Carve Out A Writing Niche

successful writerby Annette Young

 

I had an in-depth conversation yesterday with a friend who was thinking about writing a book. When I asked her what she wanted to write about, she just shrugged, the desire to write was strong, but the type of book or subject had not been thought through sufficiently. Although this might sound strange, I hear from a great many people who have the urge to write but are vague as to the topic and, without a doubt, the subject matter is a vital component to success. 

 

She had dismissed the idea of writing a novel and wanted in some way to write about a subject that she knew about. As the conversation deepened, I realised that she had little faith in her own abilities. She knew about much in life. She had learned to play the piano and the guitar when young and had helped many people to learn the basics over the years. Five years previously, she’d taken on an allotment and had created a vegetable patch to be proud of. Having never grown anything in her life, she’d turn the allotment into an organic area – so it was managed naturally and without the use of any chemicals or pesticides and it yielded a steady flow of vegetables throughout the year. When I suggested that others would want to know how she had done this, she rejected the idea as being one that would not really impress many. 

 

Personally, I felt that she was wrong but we continued to go through an extensive list of many talents and she now has a shortlist of topics and has to (with much deliberation) choose just one. Her story is really not uncommon.
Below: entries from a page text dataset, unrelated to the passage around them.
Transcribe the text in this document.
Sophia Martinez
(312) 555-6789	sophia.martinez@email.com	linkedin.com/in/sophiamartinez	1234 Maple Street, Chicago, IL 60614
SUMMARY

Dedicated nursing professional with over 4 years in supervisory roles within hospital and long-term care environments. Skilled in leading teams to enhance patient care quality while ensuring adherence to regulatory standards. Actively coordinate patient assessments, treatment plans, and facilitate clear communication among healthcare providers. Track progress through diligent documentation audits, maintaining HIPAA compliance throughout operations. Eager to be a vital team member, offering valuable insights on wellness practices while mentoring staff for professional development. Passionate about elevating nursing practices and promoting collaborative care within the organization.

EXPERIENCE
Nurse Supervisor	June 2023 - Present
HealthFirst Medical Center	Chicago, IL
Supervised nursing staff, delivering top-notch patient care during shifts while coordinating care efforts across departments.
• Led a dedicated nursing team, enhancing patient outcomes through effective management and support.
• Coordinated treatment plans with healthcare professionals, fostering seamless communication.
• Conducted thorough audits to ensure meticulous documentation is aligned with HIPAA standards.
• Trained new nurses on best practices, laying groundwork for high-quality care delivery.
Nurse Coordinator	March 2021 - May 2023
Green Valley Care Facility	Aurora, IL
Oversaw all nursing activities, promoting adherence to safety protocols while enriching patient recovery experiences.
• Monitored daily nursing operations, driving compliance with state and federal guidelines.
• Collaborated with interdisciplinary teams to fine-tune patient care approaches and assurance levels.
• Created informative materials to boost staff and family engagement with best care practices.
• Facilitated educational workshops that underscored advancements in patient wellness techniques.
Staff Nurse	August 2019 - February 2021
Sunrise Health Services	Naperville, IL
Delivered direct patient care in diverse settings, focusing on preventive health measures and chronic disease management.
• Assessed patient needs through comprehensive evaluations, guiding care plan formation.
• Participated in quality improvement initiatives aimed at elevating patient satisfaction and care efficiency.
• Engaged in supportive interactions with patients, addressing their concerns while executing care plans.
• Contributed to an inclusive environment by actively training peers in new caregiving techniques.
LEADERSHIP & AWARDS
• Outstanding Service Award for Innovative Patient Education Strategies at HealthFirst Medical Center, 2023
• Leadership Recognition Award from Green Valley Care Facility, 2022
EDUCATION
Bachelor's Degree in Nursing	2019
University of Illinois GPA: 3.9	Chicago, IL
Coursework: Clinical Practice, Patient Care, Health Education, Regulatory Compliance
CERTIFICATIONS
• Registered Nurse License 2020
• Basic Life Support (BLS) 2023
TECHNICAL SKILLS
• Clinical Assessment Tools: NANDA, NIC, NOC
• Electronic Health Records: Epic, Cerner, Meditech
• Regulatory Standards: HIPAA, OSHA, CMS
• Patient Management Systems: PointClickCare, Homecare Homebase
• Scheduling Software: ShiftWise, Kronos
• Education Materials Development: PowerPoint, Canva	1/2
A great many of you probably have extensive knowledge in specific areas of life which may be invaluable to someone else who does not. These days, writing as an expert does not mean you always have to have credentials or qualifications, but you do need experience and you do need to believe in your ability 

 

If you fancy writing a non-fiction book, consider niche topics that may be popular and consider the content carefully. It can help to break down content into potential chapters so you can see how long the book would be and how much research is needed etc.  You may be surprised to realise just how much you do know.